Always enjoyable to stop by and get the gossip at Pearl's.

=8oD

Starting Over, Accepting Changes - Maybe said...

I had quite a few jobs throughout my career. Some I loved, one I hated, and others I passed through. I never found it about the work and never about the money, but always about the people and the adventure. That really is what it is about. It is about the people that have passed my way that I am so grateful for. Love what you do, but more important, love the purpose it gives to your life.

Tempo said...

Thats what happens when you slip off the map and find yourself somewhere in the margins of civilization. Things get funny and oft unpronounceable names just to make them sound interesting...and NO, I've never heard anything called a commercial before..

River said...

I'm wondering now about Austan's "basted eggs".

Mandy_Fish said...

I've never heard that expression either.

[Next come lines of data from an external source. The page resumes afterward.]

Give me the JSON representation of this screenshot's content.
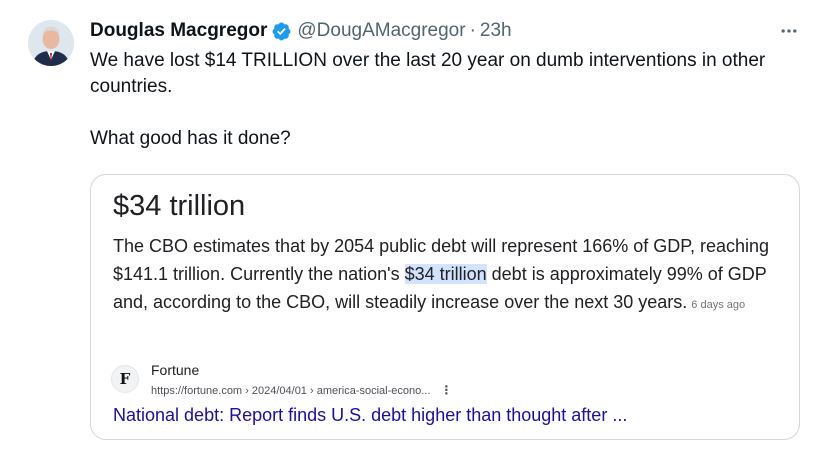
{
  "tweet": {
    "author_name": "Douglas Macgregor",
    "handle": "@DougAMacgregor",
    "separator": "·",
    "time": "23h",
    "text_line1": "We have lost $14 TRILLION over the last 20 year on dumb interventions in other countries.",
    "text_line2": "What good has it done?",
    "verified_icon": "verified-badge-icon",
    "more_icon": "more-horizontal-icon",
    "colors": {
      "verified": "#1d9bf0",
      "secondary_text": "#536471",
      "card_border": "#cfd9de"
    }
  },
  "card": {
    "title": "$34 trillion",
    "snippet_before": "The CBO estimates that by 2054 public debt will represent 166% of GDP, reaching $141.1 trillion. Currently the nation's ",
    "snippet_highlight": "$34 trillion",
    "snippet_after": " debt is approximately 99% of GDP and, according to the CBO, will steadily increase over the next 30 years.",
    "age": "6 days ago",
    "source_name": "Fortune",
    "source_favicon_letter": "F",
    "source_url": "https://fortune.com › 2024/04/01 › america-social-econo...",
    "menu_glyph": "⋮",
    "link_text": "National debt: Report finds U.S. debt higher than thought after ...",
    "colors": {
      "highlight": "#d3e3fd",
      "link": "#1a0dab"
    }
  }
}
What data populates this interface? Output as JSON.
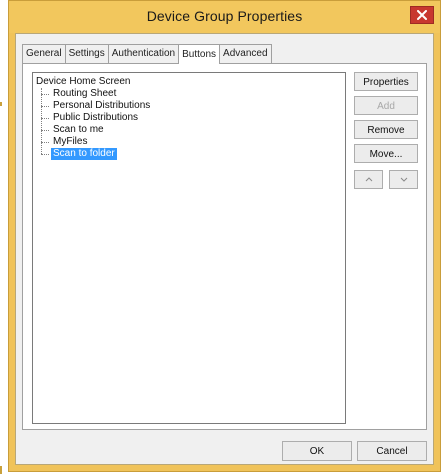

But I will from this day forward refer to my husband's nether regions as his "Hot Beef Commercial."

Jess said...

Heard it once on Diner's, Drive In's and Dives or maybe it was Man v. Food...who knows, I was drunk and thought I was hearing things wrong.

lime said...

as far as i'm concerned a commercial is a thing to flip the channels during. they didn't have a wood chipper in the back did they?

Lookeee said...

Here in Indiana we call those beef manhattan's. Or for goodness sakes, a turkey manhattan. ; ).

First time on your blog, over from murrmurr's. Thanks for the enjoyable reading.